Otherwise, nice display of what StaffPad can do with a lovely piece of music. There's just a little bit of "oomph" from added expressive possibilities that I think would be gained from a DAW treatment, but it's a very good step forward for notation playback.


----------



## themeworks (Mar 8, 2021)

Thanks! really great suggestions. I know the area you are talking about on the transcription. It’s driving me nuts. I’ll figure it out. 

Changed up the doubling on the Oboe and tried a few things like Eng Horn and 2nd flutes. We need some alt winds on SP.

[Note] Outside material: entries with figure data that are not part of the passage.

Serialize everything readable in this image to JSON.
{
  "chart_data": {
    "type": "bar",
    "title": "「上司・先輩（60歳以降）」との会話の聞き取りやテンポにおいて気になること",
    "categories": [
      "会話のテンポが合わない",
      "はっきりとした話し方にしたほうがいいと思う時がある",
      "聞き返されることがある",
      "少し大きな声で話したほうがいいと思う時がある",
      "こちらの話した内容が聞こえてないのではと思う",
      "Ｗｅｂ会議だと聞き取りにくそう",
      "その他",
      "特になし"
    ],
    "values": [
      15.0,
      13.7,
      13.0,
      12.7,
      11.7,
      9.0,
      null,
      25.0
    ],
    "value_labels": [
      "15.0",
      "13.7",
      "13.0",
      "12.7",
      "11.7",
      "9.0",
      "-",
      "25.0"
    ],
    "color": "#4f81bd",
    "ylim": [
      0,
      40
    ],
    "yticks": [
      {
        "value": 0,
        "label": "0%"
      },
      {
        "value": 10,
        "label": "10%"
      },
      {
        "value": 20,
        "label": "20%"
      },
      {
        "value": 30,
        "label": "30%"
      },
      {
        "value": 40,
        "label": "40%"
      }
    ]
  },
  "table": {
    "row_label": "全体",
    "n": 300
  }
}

Volume seems to help on the vibrato but I’ll try CineStr next for less wash. Yes some sections are hot, this is coming straight out of SP. I’ll play with it.

Thanks again!


----------



## MadLad (Mar 8, 2021)

Berlin Strings has a "non vib." command to give you non vibrato sounds. I use that with fast melody lines that usually sound messy with the standard vibrato of Berlin Strings.


----------



## themeworks (Mar 8, 2021)

Thanks! Does anyone know where all of these supported commands/techniques/articulations are listed for each 3rd party library on SP? I have been doing it via some demo videos & trial & error. A short guide would be immensely helpful.


----------



## MadLad (Mar 8, 2021)

There isn't, unfortunately. I got most of my knowledge about the commands from here and from youtube.


----------



## Jish (Mar 9, 2021)

I really like the mix here at times, and for some reason almost _like_ that it's pushing the output to distortion at certain places- James reveled in his end credits, and this one for me always rivaled any others he did, it just hit's deep (even if the film is more than a little historically off).

Also, nicely edited- I particularly enjoyed the first one where staffpad is blended in with the edited montage. Seeing as you're a Jerry fan, taking any requests from his 90's repertoire? I'm thinking mostly 'The Mummy- End Credits' and 'First Knight- Promise Me' though there are many others.


----------



## themeworks (Mar 11, 2021)

I have been working on the final levels coming out of SP. Sometimes its really hot at tutti.... and I am trying to avoid "mixing" in the traditional sense, or doing extra post like Izotope or other plugins. I really want it all on the page - for a real orchestra. I keep trying to do better with each one.

Yes, I have more Jerry coming. See today's post, for ex.


----------